HC Deb 09 April 1869 vol 195 cc477-8
MR. EATON

said, in the absence of his noble Friend Lord George Lennox, he would beg to ask the Secretary of State for the Home Department, Whether it is true that on Monday 29th March a person named Macdonald, who was engaged in Ms occupation of delivering Treasury circulars to the Members of the House, was stopped by a policeman at the corner of Stratton Street, in Piccadilly, and called upon to state his name and address; whether, on his declining to do so, he was seized by the constable on a charge of "loitering," and taken through the streets to the police station, where he was detained for some time, until the officers on duty could verify his account of himself; whether any report on the occurrence had been made by the officials which explained the action of the police; and, whether the instructions issued to the police authorities, authorizing such conduct, can be laid before the House?

MR. BRUCE

Sir, the account I have received of this affair is as follows:—About eight o'clock on the evening of March 29, a police sergeant observed a man standing in Stratton Street, Piccadilly.

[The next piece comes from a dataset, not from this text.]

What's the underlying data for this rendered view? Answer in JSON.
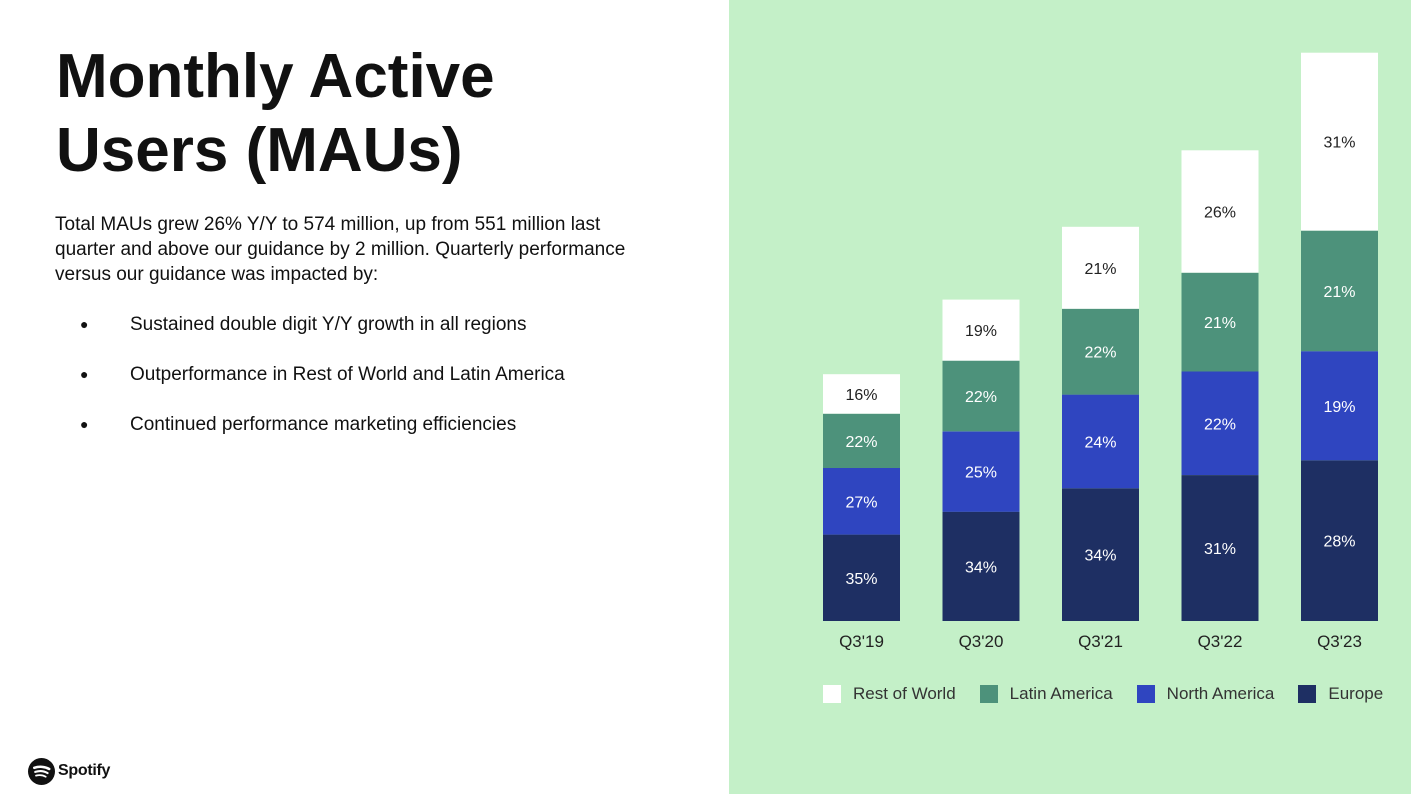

He afterwards moved stealthily on towards a doorway, stood at that door for some short time, went away without waiting for the door to be opened, and passed on as if wishing to avoid the policeman. The man's conduct being thus, in the opinion of the police sergeant, suspicious, the latter, as he says, asked him very civilly what his name was and what he was doing, but received a very rude answer. Thereupon the police sergeant told him that it was his duty when he observed people loitering in the streets under suspicious circumstances to ask their names, and if no satisfactory answer was given, to take them into custody. As the man still refused his name he was accordingly taken into custody and removed to a police station, where he gave an explanation, and was released after being detained thirty-five minutes. Now, the police sergeant acted under the authority, not of any rule or order given by the Commissioner of Police, but under the authority of the Metropolitan Police Act of 1839 (2 & 3 Vic. c. 47), the 64th section of which enacts— It shall be lawful for any constable belonging to the metropolitan police to take into custody without a warrant [among other suspicious persons] all persons whom he shall find between sunset and the hour of eight in the morning lying or loitering in any highway, yard, or other place, and not giving a satisfactory account of themselves. This Act has been enforced for some thirty years. It confers, no doubt, very large and somewhat formidable powers on the police, and it is to their credit that during these thirty years very few cases appear to have occurred where they have exercised this discretion injudiciously. It so happens that on that very night, under the authority of the Act, three persons were taken up, who turned out to be notorious thieves, and have since been committed to gaol. There is no doubt that in this case a mistake was committed, partly from the fault of the man himself, who might have relieved himself from all suspicion by saying who he was; and it seems only fair that when the police have a very difficult duty to perform they should have some assistance, so as to execute their duty.